End to End: Telomeres and Ageing
Organised by Imperial College London Presented by Dr Elizabeth Blackburn Great Hall, Sherfield Building, South Kensington Campus, Imperial College London, Exhibition Road, London SW7 2AZ Wednesday 13 November 2013 |
The 2013 Schrödinger Lecture at Imperial College London was delivered by Dr Elizabeth Blackburn, an Australian-American biologist based in California. The talk titled 'End to End: Telomeres and Ageing' was an exciting and colourful précis of her work on the mechanisms of ageing. She won the Nobel prize for Physiology or Medicine in 2009 for her work investigating the fundamental, microscopic workings of our own mortality, sharing it with Carol Greider and Jack Szostak.
Dr Blackburn introduced her Schrödinger lecture in homage to the eponymous physicist whose lecture series 'What is Life?' bridged scientific disciplines in its attempt to explain the mechanisms of life with physics and chemistry.
It was a work that was very influential for Crick and Watson, the biologists who first discovered the helical structure of DNA. Schrödinger's endeavour to tackle biological questions with more deductive and quantitative methods seems more prescient than ever, Blackburn's cutting edge research indeed takes place at this frontier.
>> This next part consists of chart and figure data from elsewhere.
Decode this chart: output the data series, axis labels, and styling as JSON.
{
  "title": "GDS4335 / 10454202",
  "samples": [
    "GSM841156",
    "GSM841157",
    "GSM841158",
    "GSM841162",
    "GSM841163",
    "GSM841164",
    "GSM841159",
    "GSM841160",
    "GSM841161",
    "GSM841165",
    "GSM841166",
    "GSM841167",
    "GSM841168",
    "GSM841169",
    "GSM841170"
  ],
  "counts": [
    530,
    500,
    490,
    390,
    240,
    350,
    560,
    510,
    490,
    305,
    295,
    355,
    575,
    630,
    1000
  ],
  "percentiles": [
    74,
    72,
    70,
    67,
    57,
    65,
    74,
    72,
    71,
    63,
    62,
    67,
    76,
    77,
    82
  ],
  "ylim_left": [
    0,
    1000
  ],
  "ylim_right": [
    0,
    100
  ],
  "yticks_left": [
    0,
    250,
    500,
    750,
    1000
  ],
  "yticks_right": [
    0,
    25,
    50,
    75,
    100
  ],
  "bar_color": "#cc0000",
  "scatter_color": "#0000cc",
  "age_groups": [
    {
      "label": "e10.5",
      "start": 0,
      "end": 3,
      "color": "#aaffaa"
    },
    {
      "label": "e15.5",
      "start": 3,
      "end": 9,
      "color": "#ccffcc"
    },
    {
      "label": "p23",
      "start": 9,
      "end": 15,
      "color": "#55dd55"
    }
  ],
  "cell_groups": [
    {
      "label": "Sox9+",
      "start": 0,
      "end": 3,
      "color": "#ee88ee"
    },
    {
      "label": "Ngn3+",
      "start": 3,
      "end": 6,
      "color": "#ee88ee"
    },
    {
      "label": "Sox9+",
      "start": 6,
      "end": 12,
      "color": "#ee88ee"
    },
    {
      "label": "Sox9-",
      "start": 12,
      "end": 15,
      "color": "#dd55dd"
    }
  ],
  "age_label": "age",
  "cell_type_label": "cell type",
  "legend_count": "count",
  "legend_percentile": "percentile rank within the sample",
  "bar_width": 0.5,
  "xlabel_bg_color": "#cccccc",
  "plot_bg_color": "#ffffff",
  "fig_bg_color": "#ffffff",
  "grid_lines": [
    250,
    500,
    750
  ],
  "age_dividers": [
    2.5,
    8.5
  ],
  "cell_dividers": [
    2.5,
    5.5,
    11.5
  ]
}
A telomere is a repetitive sequence of nucleotides (the organic units of DNA) at the end of each arm, or chromatid, of our chromosomes. Our bodies are sustained by constant cell regeneration - however, the replication machinery that copies strands of our DNA doesn't work at the very ends of our chromosomes.
Telomeres serve as a protective cap that can be worn away during cell division, like a replication burning candle wick, without the loss of key genetic information. When our telomeres get too short our cells undergo senescence, changes to molecular structure that disrupt functionality. 'Uncapped' chromosomes quite literally get the jitters and can be seen to dance madly around under the microscope. Dr Blackburn was the first to identify this genomic instability as a key mechanism behind ageing and it led her to find solace in the unlikeliest of places - pond scum.
A small protozoa found in pond scum called tetrahymena thermophila was found to contain an enzyme, telomerase, that could replenish telomeres. Dr Blackburn established this unequivocally by mutating the telomerase gene in the tetrahymena and showing that this caused cell malfunction. While normal human cells have little or no telomerase, stem cells were found to have high levels. Cancer cells, which have very high telomerase activity, are thought to achieve immortality in this way. It has since been established that telomerase defects are behind some inherited diseases, such as congenital aplastic anaemia, where stem cells in the bone marrow do not replicate sufficiently.
However, the regulation of telomerase in our cells is very complex and just one piece of the puzzle in understanding the shortening of telomeres and the onset of ageing. In order to untangle this problem and quantify her findings, Dr Blackburn turned to statistical analysis of large data sets, in order to get a 'bird's-eye view' of the problem. Telomere length was sampled extensively in diverse populations, from around 100,000 people in total. She found that while in the population as a whole there was huge scatter in telomere length, by taking tranches of data (divided by age, gender or race for example) some very intriguing trends emerged, revealing genetic and non-genetic associations.
She saw that menopausal women's telomeres stayed longer than men's and that centenarians had particularly long telomeres throughout their lives. However it was the environmental and behavioural correlations that were particularly thought-provoking; smokers were found to have shorter telomeres than non-smokers and educational attainment was associated with long telomeres.
Strikingly, stress levels were shown to have an impact on telomere length, with years of chronic psychological stress causing cumulative telomere attrition, bringing a whole new meaning to 'burning the candle at both ends'.
Dr Blackburn was quick to point out that such studies are 'soft' in the sense that participants' results are always subjective but the statistics were persuasive. Questioners later pushed Dr Blackburn to speculate on these trends, the link with education in particular, however she was tentative in her answers, emphasising it was only the data that we could be sure of and from which our conclusions must be drawn.
As an ageing population heralds increased rates of disease as well societal problems, understanding the physiology of our ageing is of vital importance. Dr Blackburn's research has uncovered a new mechanism underlying ageing and her latest large population study has great statistical power.
Identifying genetic links with telomere shortening gives us the potential to pre-empt medical treatment, and understanding non-genetic links may help us guide social policy.
After the lecture guests were invited to meet with current researchers in the field like Dr Jess Buxton and free knitting patterns for the delightful knitted chromosomes designed by Marion Crick were also available - a playful use of wool as strands of DNA. Dr Blackburn even took one home with her.